Trophées Goya en Espagne : Adù distingue le Bénin

Culture

Tourné essentiellement  au Bénin,  notamment dans les villes de Cotonou, Porto-Novo, Adjara, Ouidah, Grand-Popo, ou encore Ganvié Le film Hispano-béninois Adù est le fruit des efforts conjugués des férus du cinéma béninois et espagnol. Esquisse d'un travail formidable, la production a reçu quatre récompenses lors des trophées Goya en Espagne.

Adù, ou Moustapha Oumarou est le personnage principal du film. Un long métrage de qui retrace d’une part, le parcours et les difficultés d’un jeune adolescent face au  phénomène de migration vers l’Europe et d’autre part, les difficultés d’intégration d’un expatrié dans sa mission de protection de la faune locale face aux exactions des braconniers et gardes du parc animalier dans lequel il travaille.

Lors de la 35ème édition des Goya Awards 2021 en Espagne, le film a reçu quatre grands prix.
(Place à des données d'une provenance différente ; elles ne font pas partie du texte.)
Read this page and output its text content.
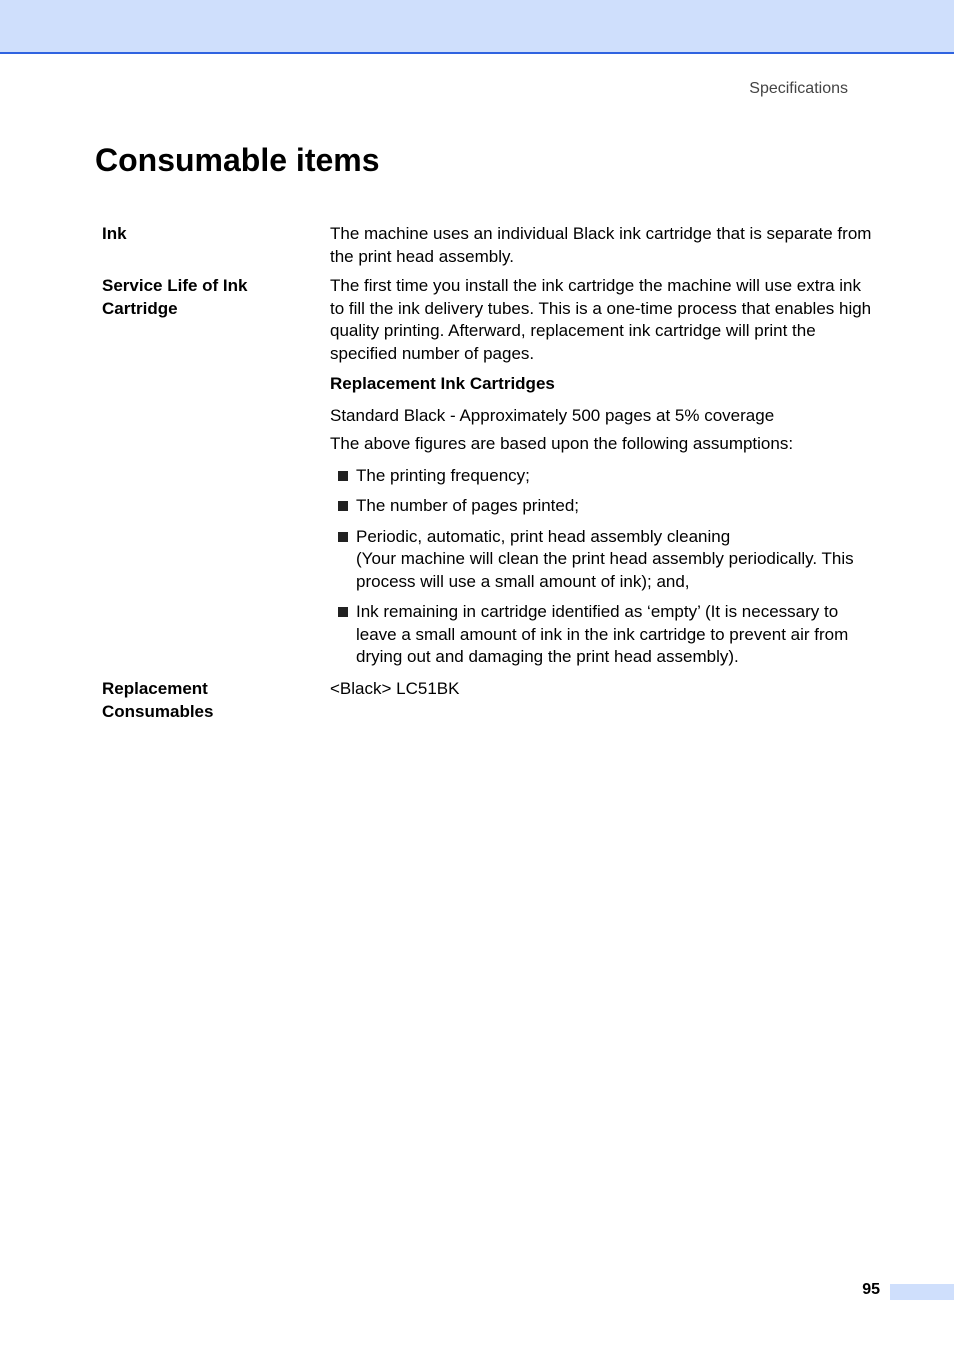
Specifications
Consumable items
Ink	The machine uses an individual Black ink cartridge that is separate from the print head assembly.

Service Life of Ink Cartridge

The first time you install the ink cartridge the machine will use extra ink to fill the ink delivery tubes. This is a one-time process that enables high quality printing. Afterward, replacement ink cartridge will print the specified number of pages.

Replacement Ink Cartridges

Standard Black - Approximately 500 pages at 5% coverage

The above figures are based upon the following assumptions:

The printing frequency;
The number of pages printed;
Periodic, automatic, print head assembly cleaning
(Your machine will clean the print head assembly periodically. This process will use a small amount of ink); and,
Ink remaining in cartridge identified as ‘empty’ (It is necessary to leave a small amount of ink in the ink cartridge to prevent air from drying out and damaging the print head assembly).
Replacement Consumables

<Black> LC51BK

95
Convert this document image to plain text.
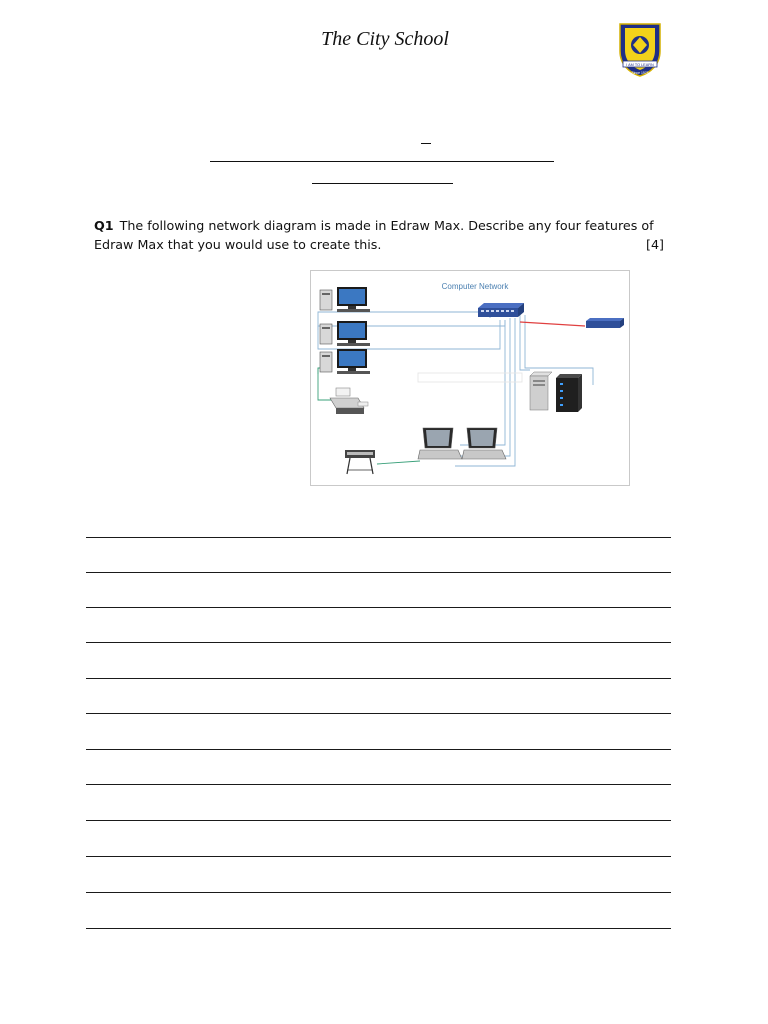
The City School
I AM TO LEARN
Since 1978
Q1 The following network diagram is made in Edraw Max. Describe any four features of
Edraw Max that you would use to create this.	[4]
Computer Network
Outre le sacre  de la meilleure réalisation, ou du meilleur espoir masculin (pour Adam Nourou), la meilleure production, et le meilleur son sont revenus à cette première dans l’histoire du 7ème art, qui relie l’Espagne au Bénin. Et pour ce qui est de la valeur de ces distinctions les trophées Goya en Espagne, équivalent aux Oscars des États Unis ou aux  Césars en France. Derrière un tel succès se cachent nombre de cinéastes béninois, les uns aussi talentueux que les autres. De plus, cette réussite révèle le Bénin comme également une destination cinématographique au plan mondial surtout dans le domaine du décor.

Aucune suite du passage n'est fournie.